Generate SIMD Code With Reduction Optimization
Open the configuration parameters for the model. On the Modeling tab, click Settings. On the Optimization pane, set the Leverage target hardware instruction set extensions to SSE2
. Alternatively, use the command-line.
set_param(model, 'InstructionSetExtensions', 'SSE2');
Select the parameter Optimize reductions. If you want to optimize reduction operations that operate on floating-point values, set Support: Non-finite numbers to Off
. Reduction optimization does not support operations on floating-point values when non-finite numbers are supported.

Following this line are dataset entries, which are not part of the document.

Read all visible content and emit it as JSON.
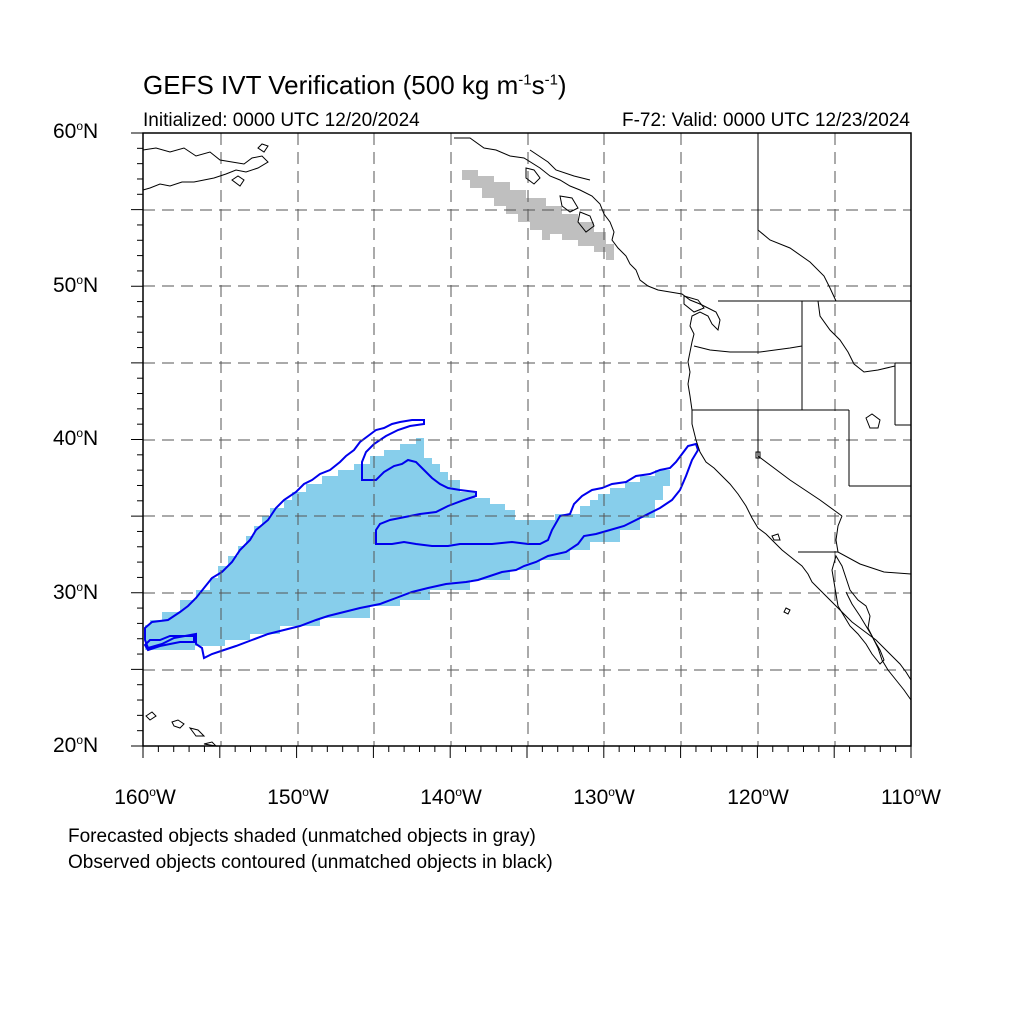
{
  "title": {
    "text": "GEFS IVT Verification (500 kg m",
    "exp1": "-1",
    "mid": "s",
    "exp2": "-1",
    "close": ")"
  },
  "init_label": "Initialized: 0000 UTC 12/20/2024",
  "valid_label": "F-72: Valid: 0000 UTC 12/23/2024",
  "degree_symbol": "o",
  "lat_labels": [
    {
      "num": "60",
      "hemi": "N"
    },
    {
      "num": "50",
      "hemi": "N"
    },
    {
      "num": "40",
      "hemi": "N"
    },
    {
      "num": "30",
      "hemi": "N"
    },
    {
      "num": "20",
      "hemi": "N"
    }
  ],
  "lon_labels": [
    {
      "num": "160",
      "hemi": "W"
    },
    {
      "num": "150",
      "hemi": "W"
    },
    {
      "num": "140",
      "hemi": "W"
    },
    {
      "num": "130",
      "hemi": "W"
    },
    {
      "num": "120",
      "hemi": "W"
    },
    {
      "num": "110",
      "hemi": "W"
    }
  ],
  "legend": {
    "forecast_note": "Forecasted objects shaded (unmatched objects in gray)",
    "observed_note": "Observed objects contoured (unmatched objects in black)"
  },
  "colors": {
    "forecast_matched": "#87ceeb",
    "forecast_unmatched": "#bfbfbf",
    "observed_matched": "#0000ee",
    "grid": "#555555",
    "coastline": "#000000"
  },
  "map_extent": {
    "lon": [
      -160,
      -110
    ],
    "lat": [
      20,
      60
    ]
  },
  "forecast_objects": [
    {
      "status": "matched",
      "region": "subtropical North Pacific atmospheric river, ~27N-40N, 160W-125W"
    },
    {
      "status": "unmatched",
      "region": "Gulf of Alaska / British Columbia coast, ~52N-56N"
    }
  ],
  "observed_objects": [
    {
      "status": "matched",
      "region": "subtropical North Pacific atmospheric river, ~26N-41N, 160W-124W"
    }
  ]
}
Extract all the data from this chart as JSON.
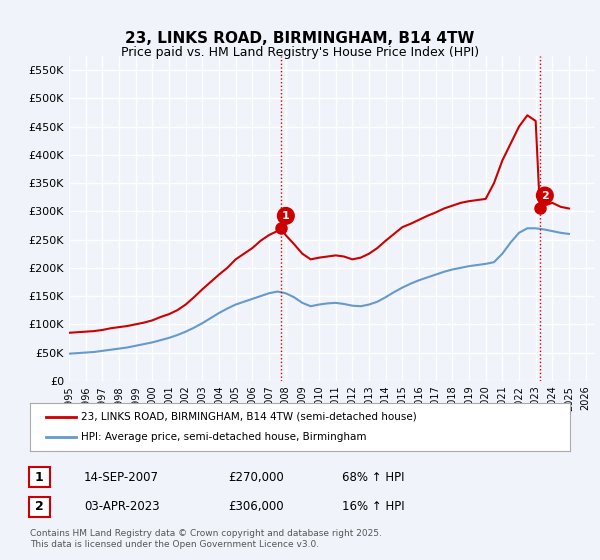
{
  "title": "23, LINKS ROAD, BIRMINGHAM, B14 4TW",
  "subtitle": "Price paid vs. HM Land Registry's House Price Index (HPI)",
  "legend_line1": "23, LINKS ROAD, BIRMINGHAM, B14 4TW (semi-detached house)",
  "legend_line2": "HPI: Average price, semi-detached house, Birmingham",
  "footer": "Contains HM Land Registry data © Crown copyright and database right 2025.\nThis data is licensed under the Open Government Licence v3.0.",
  "transactions": [
    {
      "num": 1,
      "date": "14-SEP-2007",
      "price": "£270,000",
      "hpi": "68% ↑ HPI"
    },
    {
      "num": 2,
      "date": "03-APR-2023",
      "price": "£306,000",
      "hpi": "16% ↑ HPI"
    }
  ],
  "ylim": [
    0,
    575000
  ],
  "yticks": [
    0,
    50000,
    100000,
    150000,
    200000,
    250000,
    300000,
    350000,
    400000,
    450000,
    500000,
    550000
  ],
  "ytick_labels": [
    "£0",
    "£50K",
    "£100K",
    "£150K",
    "£200K",
    "£250K",
    "£300K",
    "£350K",
    "£400K",
    "£450K",
    "£500K",
    "£550K"
  ],
  "xlim_start": 1995.0,
  "xlim_end": 2026.5,
  "xtick_years": [
    1995,
    1996,
    1997,
    1998,
    1999,
    2000,
    2001,
    2002,
    2003,
    2004,
    2005,
    2006,
    2007,
    2008,
    2009,
    2010,
    2011,
    2012,
    2013,
    2014,
    2015,
    2016,
    2017,
    2018,
    2019,
    2020,
    2021,
    2022,
    2023,
    2024,
    2025,
    2026
  ],
  "bg_color": "#f0f4fa",
  "plot_bg": "#f0f4fa",
  "grid_color": "#ffffff",
  "red_color": "#cc0000",
  "blue_color": "#6699cc",
  "annotation_vline_color": "#cc0000",
  "point1_x": 2007.71,
  "point1_y": 270000,
  "point2_x": 2023.25,
  "point2_y": 306000,
  "red_line_data": {
    "x": [
      1995.0,
      1995.5,
      1996.0,
      1996.5,
      1997.0,
      1997.5,
      1998.0,
      1998.5,
      1999.0,
      1999.5,
      2000.0,
      2000.5,
      2001.0,
      2001.5,
      2002.0,
      2002.5,
      2003.0,
      2003.5,
      2004.0,
      2004.5,
      2005.0,
      2005.5,
      2006.0,
      2006.5,
      2007.0,
      2007.5,
      2007.71,
      2008.0,
      2008.5,
      2009.0,
      2009.5,
      2010.0,
      2010.5,
      2011.0,
      2011.5,
      2012.0,
      2012.5,
      2013.0,
      2013.5,
      2014.0,
      2014.5,
      2015.0,
      2015.5,
      2016.0,
      2016.5,
      2017.0,
      2017.5,
      2018.0,
      2018.5,
      2019.0,
      2019.5,
      2020.0,
      2020.5,
      2021.0,
      2021.5,
      2022.0,
      2022.5,
      2023.0,
      2023.25,
      2023.5,
      2024.0,
      2024.5,
      2025.0
    ],
    "y": [
      85000,
      86000,
      87000,
      88000,
      90000,
      93000,
      95000,
      97000,
      100000,
      103000,
      107000,
      113000,
      118000,
      125000,
      135000,
      148000,
      162000,
      175000,
      188000,
      200000,
      215000,
      225000,
      235000,
      248000,
      258000,
      265000,
      270000,
      258000,
      242000,
      225000,
      215000,
      218000,
      220000,
      222000,
      220000,
      215000,
      218000,
      225000,
      235000,
      248000,
      260000,
      272000,
      278000,
      285000,
      292000,
      298000,
      305000,
      310000,
      315000,
      318000,
      320000,
      322000,
      350000,
      390000,
      420000,
      450000,
      470000,
      460000,
      306000,
      310000,
      315000,
      308000,
      305000
    ]
  },
  "blue_line_data": {
    "x": [
      1995.0,
      1995.5,
      1996.0,
      1996.5,
      1997.0,
      1997.5,
      1998.0,
      1998.5,
      1999.0,
      1999.5,
      2000.0,
      2000.5,
      2001.0,
      2001.5,
      2002.0,
      2002.5,
      2003.0,
      2003.5,
      2004.0,
      2004.5,
      2005.0,
      2005.5,
      2006.0,
      2006.5,
      2007.0,
      2007.5,
      2008.0,
      2008.5,
      2009.0,
      2009.5,
      2010.0,
      2010.5,
      2011.0,
      2011.5,
      2012.0,
      2012.5,
      2013.0,
      2013.5,
      2014.0,
      2014.5,
      2015.0,
      2015.5,
      2016.0,
      2016.5,
      2017.0,
      2017.5,
      2018.0,
      2018.5,
      2019.0,
      2019.5,
      2020.0,
      2020.5,
      2021.0,
      2021.5,
      2022.0,
      2022.5,
      2023.0,
      2023.5,
      2024.0,
      2024.5,
      2025.0
    ],
    "y": [
      48000,
      49000,
      50000,
      51000,
      53000,
      55000,
      57000,
      59000,
      62000,
      65000,
      68000,
      72000,
      76000,
      81000,
      87000,
      94000,
      102000,
      111000,
      120000,
      128000,
      135000,
      140000,
      145000,
      150000,
      155000,
      158000,
      155000,
      148000,
      138000,
      132000,
      135000,
      137000,
      138000,
      136000,
      133000,
      132000,
      135000,
      140000,
      148000,
      157000,
      165000,
      172000,
      178000,
      183000,
      188000,
      193000,
      197000,
      200000,
      203000,
      205000,
      207000,
      210000,
      225000,
      245000,
      262000,
      270000,
      270000,
      268000,
      265000,
      262000,
      260000
    ]
  }
}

set_param(model, 'OptimizeReductions', 'on'); set_param(model, 'SupportNonFinite', 'off'); set_param(model, 'MatFileLogging', 'off');
Build the model.
slbuild(model);
### Starting build procedure for: ex_rowmajor_algorithm ### Successful completion of build procedure for: ex_rowmajor_algorithm Build Summary Top model targets built: Model Action Rebuild Reason ====================================================================================== ex_rowmajor_algorithm Code generated and compiled. Generated code was out of date. 1 of 1 models built (0 models already up to date) Build duration: 0h 0m 7.4931s
Inspect the generated ex_rowmajor_algorithm_step
function.
file = fullfile('ex_rowmajor_algorithm_grt_rtw','ex_rowmajor_algorithm.c'); coder.example.extractLines(file,'/* Model step function */','/* Matfile',1,1);
/* Model step function */ void ex_rowmajor_algorithm_step(void) { __m128 tmp; int32_T i; real32_T tmp_0[4]; tmp = _mm_set1_ps(0.0F); /* Sum: '<Root>/Sum of Elements Dim1' incorporates: * Constant: '<Root>/Constant1' */ for (i = 0; i <= 20; i += 4) { tmp = _mm_add_ps(tmp, _mm_loadu_ps (&ex_rowmajor_algorithm_ConstP.Constant1_Value[i])); } /* End of Sum: '<Root>/Sum of Elements Dim1' */ _mm_storeu_ps(&tmp_0[0], tmp); /* Outport: '<Root>/Out2' */ ex_rowmajor_algorithm_Y.Out2 = (tmp_0[0] + tmp_0[1]) + (tmp_0[2] + tmp_0[3]); } /* Model initialize function */ void ex_rowmajor_algorithm_initialize(void) { /* Registration code */ /* initialize error status */ rtmSetErrorStatus(ex_rowmajor_algorithm_M, (NULL)); /* external outputs */ ex_rowmajor_algorithm_Y.Out2 = 0.0F; } /* Model terminate function */ void ex_rowmajor_algorithm_terminate(void) { /* (no terminate code required) */ }
The vectorized loop uses the SSE2 function mm_add_ps
, which adds four elements of the array to the sum in one step. This optimization improves the execution speed of the generated code.
Open the code generation report. On the C Code tab, click Open Report.
On the report summary, in the Additional Information section, the report indicates that reduction operations are optimized using the SSE2 instruction set.